Written by Namit Jain·April 19, 2025·3 min read

Recently, I encountered a performance issue in a web application that involved retrieving a user's recent chat history. The endpoint in question was painfully slow—taking over 31 seconds to respond.

In a world where users expect lightning-fast responses, this delay was unacceptable.

This is the story of how I diagnosed the problem, restructured the query using MongoDB's aggregation framework, and brought that response time down to just 50 milliseconds.


The Problem: Inefficient Data Fetching

The root cause was how we were handling chat session data.

  • Entire message arrays were being fetched from MongoDB.
  • All filtering and processing was happening client-side in Python.
  • We were running complex logic post-query, including locating the last user message in each chat session.

This meant we were pulling potentially hundreds of messages per session, only to discard most of them. Multiply that by several sessions per user, and the payloads—and processing time—became massive.

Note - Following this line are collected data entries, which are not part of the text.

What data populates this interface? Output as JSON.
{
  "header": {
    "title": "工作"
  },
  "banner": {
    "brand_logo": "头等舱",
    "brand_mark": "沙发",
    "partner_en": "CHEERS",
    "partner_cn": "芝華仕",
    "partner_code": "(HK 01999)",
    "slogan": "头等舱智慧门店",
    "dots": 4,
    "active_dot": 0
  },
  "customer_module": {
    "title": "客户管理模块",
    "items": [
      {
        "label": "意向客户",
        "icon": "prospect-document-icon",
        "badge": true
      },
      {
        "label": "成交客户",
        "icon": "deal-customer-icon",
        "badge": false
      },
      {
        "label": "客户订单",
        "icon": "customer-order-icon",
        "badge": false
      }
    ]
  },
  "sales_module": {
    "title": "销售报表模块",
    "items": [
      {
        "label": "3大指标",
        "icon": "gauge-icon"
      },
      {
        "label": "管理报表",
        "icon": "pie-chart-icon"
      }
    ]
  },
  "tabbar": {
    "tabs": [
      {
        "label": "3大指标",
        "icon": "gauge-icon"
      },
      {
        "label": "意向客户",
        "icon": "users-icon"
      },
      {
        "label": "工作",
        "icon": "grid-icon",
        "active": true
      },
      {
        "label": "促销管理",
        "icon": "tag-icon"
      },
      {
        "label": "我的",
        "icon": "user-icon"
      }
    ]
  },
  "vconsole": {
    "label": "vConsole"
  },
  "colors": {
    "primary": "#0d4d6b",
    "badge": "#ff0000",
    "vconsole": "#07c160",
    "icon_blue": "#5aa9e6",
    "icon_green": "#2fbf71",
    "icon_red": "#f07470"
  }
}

The Fix: Letting MongoDB Do the Heavy Lifting

To solve the problem, I restructured the logic using MongoDB’s aggregation pipeline. Here's what changed:

1. Match the Relevant User

We scoped the data early by matching on the user ID:

{ "$match": { "User_id": user_obj_id } }

2. Sort and Limit

We sorted sessions by most recent and limited the number to 7:

{ "$sort": { "_id": -1 } },
{ "$limit": 7 }

3. Project Only What’s Needed

Using $project, we reduced the payload:

  • Fetched only Session_id, Created_at, and the last user message.
  • Used $reduce and $filter to extract that message within MongoDB, not Python.
{
  "$project": {
    "Session_id": 1,
    "Created_at": 1,
    "LastUserMessage": {
      "$reduce": {
        "input": {
          "$filter": {
            "input": "$Messages",
            "as": "msg",
            "cond": { "$eq": ["$$msg.Role", "user"] }
          }
        },
        "initialValue": "(No title)",
        "in": "$$this.Message"
      }
    }
  }
}

Now we’re only returning the most recent user message, not the entire conversation history.


The Result: 620x Faster

After deploying the change, the response time plummeted:

  • Before: ~31 seconds
  • After: ~50 milliseconds

That’s a 620x improvement—all by offloading the computation to the database engine designed to do exactly this.


Lessons Learned

  • Don't fetch more than you need. Always project only the required fields.
  • Avoid client-side filtering when the database can do it faster and more efficiently.
  • Use MongoDB’s aggregation pipeline to minimize payloads and reduce post-processing logic.
  • Stress test with real-world data. What seems fast with a few records may break down at scale.

TL;DR

  • Problem: Chat history endpoint took 31s due to pulling entire message arrays and filtering in Python.
  • Solution: Rewrote the query using MongoDB's aggregation pipeline with $project, $filter, and $reduce.
  • Result: Reduced query time to 50ms, a 620x performance gain.
  • Takeaway: Let MongoDB do the heavy lifting. Push logic into the database wherever possible.